Gene Expression Pattern of ESPL1, PTTG1 and PTTG1IP Can Potentially Predict Response to TKI First-Line Treatment of Patients with Newly Diagnosed CML
, Nicole Naumann 1, Christel Weiss 2, Birgit Spiess 1, Helga Kleiner 1, Alice Fabarius 1, Wolf-Karsten Hofmann 1, Susanne Saussele 1 and Wolfgang Seifarth 1,*
Round 1
Reviewer 1 Report (Previous Reviewer 1)
The methodological issue I pointed out in the initial review has been resolved. Therefore, the results obtained in this study and the authors' discussion are considered valid.
Author Response
Reviewer I
Comments and Suggestions for Authors
The methodological issue I pointed out in the initial review has been resolved. Therefore, the results obtained in this study and the authors' discussion are considered valid.
Reply
We thank reviewer I for his/her helpful comments/suggestions and the fair reviewing process. Thus, the manuscript was significantly improved.
Reviewer 2 Report (Previous Reviewer 2)
The authors have made significant improvements by addressing most of the comments raised in the previous report. While many points have been corrected and improved, some of the suggested experiments could not be completed due to limitations in their research center. Based on the authors' work, I believe the article has the potential to be accepted with a few changes.
I recommend revising the title, which may be considered misleading. Although the article suggests that the expression patterns of ESPL1, PTTG1, and PTTG1IP genes may have the potential to predict the response to TKI, the evidence presented is not sufficient to make a definitive statement. Therefore, I suggest modifying the title to reflect the potential rather than certainty of the gene expression patterns in predicting TKI response.
I appreciate the authors' efforts to address the previous comments. However, I still have some concerns regarding the selection of the five predictable NR patients (no. 10, 22, 27, 34, 51) mentioned in line 343. While statistical criteria can be used to identify patients with certain characteristics, it is important to provide a clear rationale for their selection.
Therefore, I suggest the authors provide additional details on the selection process of these patients. Specifically, they should explain why these five patients were chosen, whether there were any additional criteria, and if there were any potential biases in their selection.
No further comments.
Author Response
Reviewer II
Comment 1
The authors have made significant improvements by addressing most of the comments raised in the previous report. While many points have been corrected and improved, some of the suggested experiments could not be completed due to limitations in their research center. Based on the authors' work, I believe the article has the potential to be accepted with a few changes.

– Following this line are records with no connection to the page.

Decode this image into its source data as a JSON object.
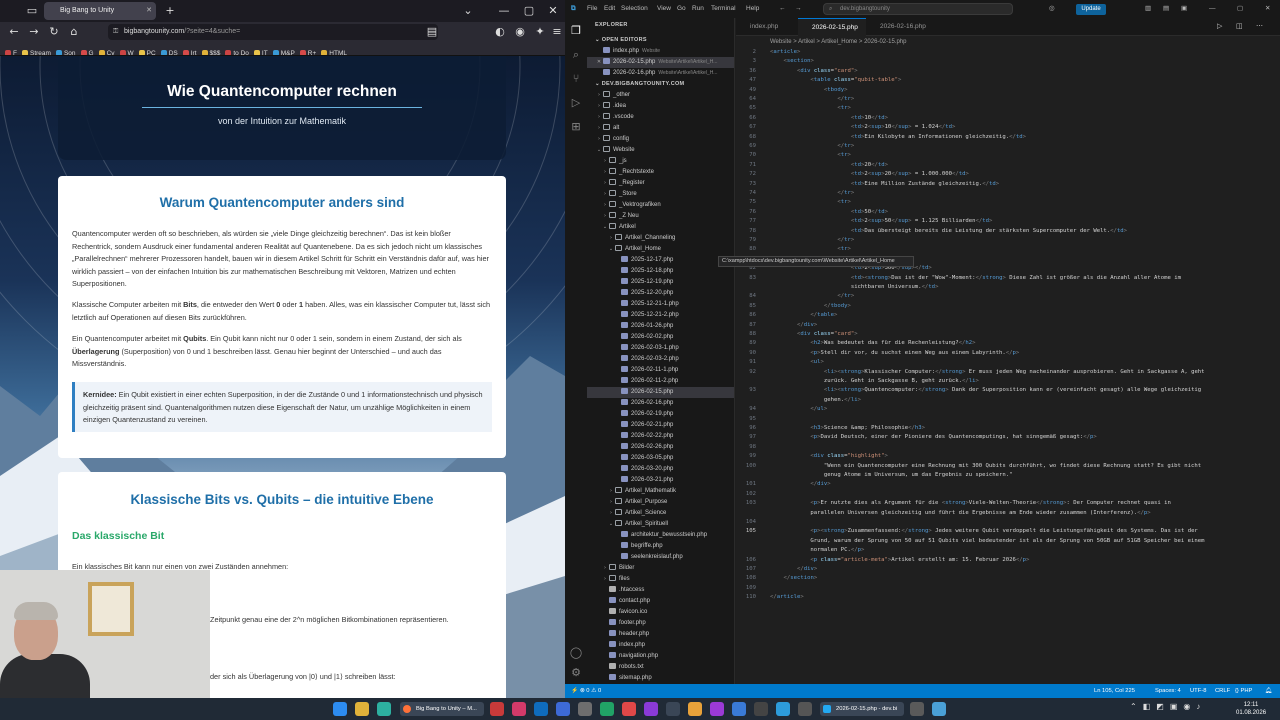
{
  "browser": {
    "tab_title": "Big Bang to Unity",
    "url_domain": "bigbangtounity.com",
    "url_path": "/?seite=4&suche=",
    "bookmarks": [
      "F",
      "Stream",
      "Son",
      "G",
      "Cy",
      "W",
      "PC",
      "DS",
      "Irt",
      "$$$",
      "to Do",
      "IT",
      "M&P",
      "R+",
      "HTML"
    ],
    "page": {
      "hero_title": "Wie Quantencomputer rechnen",
      "hero_subtitle": "von der Intuition zur Mathematik",
      "card1": {
        "heading": "Warum Quantencomputer anders sind",
        "p1": "Quantencomputer werden oft so beschrieben, als würden sie „viele Dinge gleichzeitig berechnen“. Das ist kein bloßer Rechentrick, sondern Ausdruck einer fundamental anderen Realität auf Quantenebene. Da es sich jedoch nicht um klassisches „Parallelrechnen“ mehrerer Prozessoren handelt, bauen wir in diesem Artikel Schritt für Schritt ein Verständnis dafür auf, was hier wirklich passiert – von der einfachen Intuition bis zur mathematischen Beschreibung mit Vektoren, Matrizen und echten Superpositionen.",
        "p2_a": "Klassische Computer arbeiten mit ",
        "p2_b": "Bits",
        "p2_c": ", die entweder den Wert ",
        "p2_d": "0",
        "p2_e": " oder ",
        "p2_f": "1",
        "p2_g": " haben. Alles, was ein klassischer Computer tut, lässt sich letztlich auf Operationen auf diesen Bits zurückführen.",
        "p3_a": "Ein Quantencomputer arbeitet mit ",
        "p3_b": "Qubits",
        "p3_c": ". Ein Qubit kann nicht nur 0 oder 1 sein, sondern in einem Zustand, der sich als ",
        "p3_d": "Überlagerung",
        "p3_e": " (Superposition) von 0 und 1 beschreiben lässt. Genau hier beginnt der Unterschied – und auch das Missverständnis.",
        "kern_label": "Kernidee:",
        "kern_text": " Ein Qubit existiert in einer echten Superposition, in der die Zustände 0 und 1 informationstechnisch und physisch gleichzeitig präsent sind. Quantenalgorithmen nutzen diese Eigenschaft der Natur, um unzählige Möglichkeiten in einem einzigen Quantenzustand zu vereinen."
      },
      "card2": {
        "heading": "Klassische Bits vs. Qubits – die intuitive Ebene",
        "subheading": "Das klassische Bit",
        "p1": "Ein klassisches Bit kann nur einen von zwei Zuständen annehmen:",
        "p2_partial": "Zeitpunkt genau eine der 2^n möglichen Bitkombinationen repräsentieren.",
        "p3_partial": "der sich als Überlagerung von |0⟩ und |1⟩ schreiben lässt:"
      }
    }
  },
  "vscode": {
    "menu": [
      "File",
      "Edit",
      "Selection",
      "View",
      "Go",
      "Run",
      "Terminal",
      "Help"
    ],
    "search": "dev.bigbangtounity",
    "update_label": "Update",
    "explorer_title": "EXPLORER",
    "open_editors_title": "OPEN EDITORS",
    "open_editors": [
      {
        "name": "index.php",
        "hint": "Website"
      },
      {
        "name": "2026-02-15.php",
        "hint": "Website\\Artikel\\Artikel_H..."
      },
      {
        "name": "2026-02-16.php",
        "hint": "Website\\Artikel\\Artikel_H..."
      }
    ],
    "workspace_title": "DEV.BIGBANGTOUNITY.COM",
    "tree": [
      {
        "d": 1,
        "t": "f",
        "n": "_other"
      },
      {
        "d": 1,
        "t": "f",
        "n": ".idea"
      },
      {
        "d": 1,
        "t": "f",
        "n": ".vscode"
      },
      {
        "d": 1,
        "t": "f",
        "n": "alt"
      },
      {
        "d": 1,
        "t": "f",
        "n": "config"
      },
      {
        "d": 1,
        "t": "o",
        "n": "Website"
      },
      {
        "d": 2,
        "t": "f",
        "n": "_js"
      },
      {
        "d": 2,
        "t": "f",
        "n": "_Rechtstexte"
      },
      {
        "d": 2,
        "t": "f",
        "n": "_Register"
      },
      {
        "d": 2,
        "t": "f",
        "n": "_Store"
      },
      {
        "d": 2,
        "t": "f",
        "n": "_Vektrografiken"
      },
      {
        "d": 2,
        "t": "f",
        "n": "_Z Neu"
      },
      {
        "d": 2,
        "t": "o",
        "n": "Artikel"
      },
      {
        "d": 3,
        "t": "f",
        "n": "Artikel_Channeling"
      },
      {
        "d": 3,
        "t": "o",
        "n": "Artikel_Home"
      },
      {
        "d": 4,
        "t": "p",
        "n": "2025-12-17.php"
      },
      {
        "d": 4,
        "t": "p",
        "n": "2025-12-18.php"
      },
      {
        "d": 4,
        "t": "p",
        "n": "2025-12-19.php"
      },
      {
        "d": 4,
        "t": "p",
        "n": "2025-12-20.php"
      },
      {
        "d": 4,
        "t": "p",
        "n": "2025-12-21-1.php"
      },
      {
        "d": 4,
        "t": "p",
        "n": "2025-12-21-2.php"
      },
      {
        "d": 4,
        "t": "p",
        "n": "2026-01-26.php"
      },
      {
        "d": 4,
        "t": "p",
        "n": "2026-02-02.php"
      },
      {
        "d": 4,
        "t": "p",
        "n": "2026-02-03-1.php"
      },
      {
        "d": 4,
        "t": "p",
        "n": "2026-02-03-2.php"
      },
      {
        "d": 4,
        "t": "p",
        "n": "2026-02-11-1.php"
      },
      {
        "d": 4,
        "t": "p",
        "n": "2026-02-11-2.php"
      },
      {
        "d": 4,
        "t": "p",
        "n": "2026-02-15.php",
        "sel": true
      },
      {
        "d": 4,
        "t": "p",
        "n": "2026-02-16.php"
      },
      {
        "d": 4,
        "t": "p",
        "n": "2026-02-19.php"
      },
      {
        "d": 4,
        "t": "p",
        "n": "2026-02-21.php"
      },
      {
        "d": 4,
        "t": "p",
        "n": "2026-02-22.php"
      },
      {
        "d": 4,
        "t": "p",
        "n": "2026-02-26.php"
      },
      {
        "d": 4,
        "t": "p",
        "n": "2026-03-05.php"
      },
      {
        "d": 4,
        "t": "p",
        "n": "2026-03-20.php"
      },
      {
        "d": 4,
        "t": "p",
        "n": "2026-03-21.php"
      },
      {
        "d": 3,
        "t": "f",
        "n": "Artikel_Mathematik"
      },
      {
        "d": 3,
        "t": "f",
        "n": "Artikel_Purpose"
      },
      {
        "d": 3,
        "t": "f",
        "n": "Artikel_Science"
      },
      {
        "d": 3,
        "t": "o",
        "n": "Artikel_Spirituell"
      },
      {
        "d": 4,
        "t": "p",
        "n": "architektur_bewusstsein.php"
      },
      {
        "d": 4,
        "t": "p",
        "n": "begriffe.php"
      },
      {
        "d": 4,
        "t": "p",
        "n": "seelenkreislauf.php"
      },
      {
        "d": 2,
        "t": "f",
        "n": "Bilder"
      },
      {
        "d": 2,
        "t": "f",
        "n": "files"
      },
      {
        "d": 2,
        "t": "x",
        "n": ".htaccess"
      },
      {
        "d": 2,
        "t": "p",
        "n": "contact.php"
      },
      {
        "d": 2,
        "t": "x",
        "n": "favicon.ico"
      },
      {
        "d": 2,
        "t": "p",
        "n": "footer.php"
      },
      {
        "d": 2,
        "t": "p",
        "n": "header.php"
      },
      {
        "d": 2,
        "t": "p",
        "n": "index.php"
      },
      {
        "d": 2,
        "t": "p",
        "n": "navigation.php"
      },
      {
        "d": 2,
        "t": "x",
        "n": "robots.txt"
      },
      {
        "d": 2,
        "t": "p",
        "n": "sitemap.php"
      }
    ],
    "tooltip": "C:\\xampp\\htdocs\\dev.bigbangtounity.com\\Website\\Artikel\\Artikel_Home",
    "tabs": [
      "index.php",
      "2026-02-15.php",
      "2026-02-16.php"
    ],
    "breadcrumb": "Website  >  Artikel  >  Artikel_Home  >  2026-02-15.php",
    "code": [
      [
        "2",
        "<article>"
      ],
      [
        "3",
        "    <section>"
      ],
      [
        "36",
        "        <div class=\"card\">"
      ],
      [
        "47",
        "            <table class=\"qubit-table\">"
      ],
      [
        "49",
        "                <tbody>"
      ],
      [
        "64",
        "                    </tr>"
      ],
      [
        "65",
        "                    <tr>"
      ],
      [
        "66",
        "                        <td>10</td>"
      ],
      [
        "67",
        "                        <td>2<sup>10</sup> = 1.024</td>"
      ],
      [
        "68",
        "                        <td>Ein Kilobyte an Informationen gleichzeitig.</td>"
      ],
      [
        "69",
        "                    </tr>"
      ],
      [
        "70",
        "                    <tr>"
      ],
      [
        "71",
        "                        <td>20</td>"
      ],
      [
        "72",
        "                        <td>2<sup>20</sup> = 1.000.000</td>"
      ],
      [
        "73",
        "                        <td>Eine Million Zustände gleichzeitig.</td>"
      ],
      [
        "74",
        "                    </tr>"
      ],
      [
        "75",
        "                    <tr>"
      ],
      [
        "76",
        "                        <td>50</td>"
      ],
      [
        "77",
        "                        <td>2<sup>50</sup> = 1.125 Billiarden</td>"
      ],
      [
        "78",
        "                        <td>Das übersteigt bereits die Leistung der stärksten Supercomputer der Welt.</td>"
      ],
      [
        "79",
        "                    </tr>"
      ],
      [
        "80",
        "                    <tr>"
      ],
      [
        "81",
        ""
      ],
      [
        "82",
        "                        <td>2<sup>300</sup></td>"
      ],
      [
        "83",
        "                        <td><strong>Das ist der \"Wow\"-Moment:</strong> Diese Zahl ist größer als die Anzahl aller Atome im"
      ],
      [
        "",
        "                        sichtbaren Universum.</td>"
      ],
      [
        "84",
        "                    </tr>"
      ],
      [
        "85",
        "                </tbody>"
      ],
      [
        "86",
        "            </table>"
      ],
      [
        "87",
        "        </div>"
      ],
      [
        "88",
        "        <div class=\"card\">"
      ],
      [
        "89",
        "            <h2>Was bedeutet das für die Rechenleistung?</h2>"
      ],
      [
        "90",
        "            <p>Stell dir vor, du suchst einen Weg aus einem Labyrinth.</p>"
      ],
      [
        "91",
        "            <ul>"
      ],
      [
        "92",
        "                <li><strong>Klassischer Computer:</strong> Er muss jeden Weg nacheinander ausprobieren. Geht in Sackgasse A, geht"
      ],
      [
        "",
        "                zurück. Geht in Sackgasse B, geht zurück.</li>"
      ],
      [
        "93",
        "                <li><strong>Quantencomputer:</strong> Dank der Superposition kann er (vereinfacht gesagt) alle Wege gleichzeitig"
      ],
      [
        "",
        "                gehen.</li>"
      ],
      [
        "94",
        "            </ul>"
      ],
      [
        "95",
        ""
      ],
      [
        "96",
        "            <h3>Science &amp; Philosophie</h3>"
      ],
      [
        "97",
        "            <p>David Deutsch, einer der Pioniere des Quantencomputings, hat sinngemäß gesagt:</p>"
      ],
      [
        "98",
        ""
      ],
      [
        "99",
        "            <div class=\"highlight\">"
      ],
      [
        "100",
        "                \"Wenn ein Quantencomputer eine Rechnung mit 300 Qubits durchführt, wo findet diese Rechnung statt? Es gibt nicht"
      ],
      [
        "",
        "                genug Atome im Universum, um das Ergebnis zu speichern.\""
      ],
      [
        "101",
        "            </div>"
      ],
      [
        "102",
        ""
      ],
      [
        "103",
        "            <p>Er nutzte dies als Argument für die <strong>Viele-Welten-Theorie</strong>: Der Computer rechnet quasi in"
      ],
      [
        "",
        "            parallelen Universen gleichzeitig und führt die Ergebnisse am Ende wieder zusammen (Interferenz).</p>"
      ],
      [
        "104",
        ""
      ],
      [
        "105",
        "            <p><strong>Zusammenfassend:</strong> Jedes weitere Qubit verdoppelt die Leistungsfähigkeit des Systems. Das ist der"
      ],
      [
        "",
        "            Grund, warum der Sprung von 50 auf 51 Qubits viel bedeutender ist als der Sprung von 50GB auf 51GB Speicher bei einem"
      ],
      [
        "",
        "            normalen PC.</p>"
      ],
      [
        "106",
        "            <p class=\"article-meta\">Artikel erstellt am: 15. Februar 2026</p>"
      ],
      [
        "107",
        "        </div>"
      ],
      [
        "108",
        "    </section>"
      ],
      [
        "109",
        ""
      ],
      [
        "110",
        "</article>"
      ]
    ],
    "status": {
      "left": "⚡  ⊗ 0 ⚠ 0",
      "position": "Ln 105, Col 225",
      "spaces": "Spaces: 4",
      "encoding": "UTF-8",
      "eol": "CRLF",
      "lang": "{} PHP"
    }
  },
  "taskbar": {
    "active_app": "Big Bang to Unity – M...",
    "vscode_app": "2026-02-15.php - dev.bi",
    "time": "12:11",
    "date": "01.08.2026"
  }
}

I recommend revising the title, which may be considered misleading. Although the article suggests that the expression patterns of ESPL1, PTTG1, and PTTG1IP genes may have the potential to predict the response to TKI, the evidence presented is not sufficient to make a definitive statement. Therefore, I suggest modifying the title to reflect the potential rather than certainty of the gene expression patterns in predicting TKI response.
Reply 1
Following the request of reviewer II we have changed now the manuscript title from “Gene expression pattern of ESPL1, PTTG1 and PTTG1IP can predict response to TKI first line treatment of patients with newly diagnosed CML” into “Gene expression pattern of ESPL1, PTTG1 and PTTG1IP can potentially predict response to TKI first line treatment of patients with newly diagnosed CML”. A “potentially” was inserted on page 1 line 3 as suggested to weaken the statement of the manuscript.
Comment 2
I appreciate the authors' efforts to address the previous comments. However, I still have some concerns regarding the selection of the five predictable NR patients (no. 10, 22, 27, 34, 51) mentioned in line 343. While statistical criteria can be used to identify patients with certain characteristics, it is important to provide a clear rationale for their selection. Therefore, I suggest the authors provide additional details on the selection process of these patients. Specifically, they should explain why these five patients were chosen, whether there were any additional criteria, and if there were any potential biases in their selection.
Reply 2
The five predictable NR patients (no. 10, 22, 27, 34, 51) mentioned in line 340 (former line 343) were part of the NR cohort (n=51). All NR were randomly selected patient samples from our biobank that were solely classified based on time until achievement of MMR (=0.1%IS). No additional criteria have been applied that may cause potential biases. Thus, the five predictable NR patients (no. 10, 22, 27, 34, 51) were selected the same way as all other 46 NR patients. At the time of selection there was no clue/evidence of predictability at all. Therefore, we cannot provide any other detail on the selection process of these 5 patients as given in section “2.1. Patients and controls” (page 3 lines 115 to 134). To clear up any potential misunderstandings we have inserted a statement on criteria and potential bias in lines 125 to 127.
The selection of the 5 predictable NR shown in Table 4 (line 349) is the result of our distance analysis, the result of which is graphically shown in figure 1 and described on page 5 lines 230 to 235 (see also end of Table 2). No additional criteria have been applied that could cause potential biases. To emphasize this, we inserted the following statement on page 6 lines 236 to 238.
Since the samples 93, 94, 95, 96 and 97 (as shown at the end of Table 2) that correspond to patients no 34, 51, 22, 10 and 27 (shown in Supplementary file 1), respectively, show cut-offs ≥ 5.9180 and 100% specificity, we state these 5 NR samples “predictable”. No additional criteria have been applied that may cause potential biases.
We further better refer to Figure 1 and Table 2 on page 13 lines 340 to 341.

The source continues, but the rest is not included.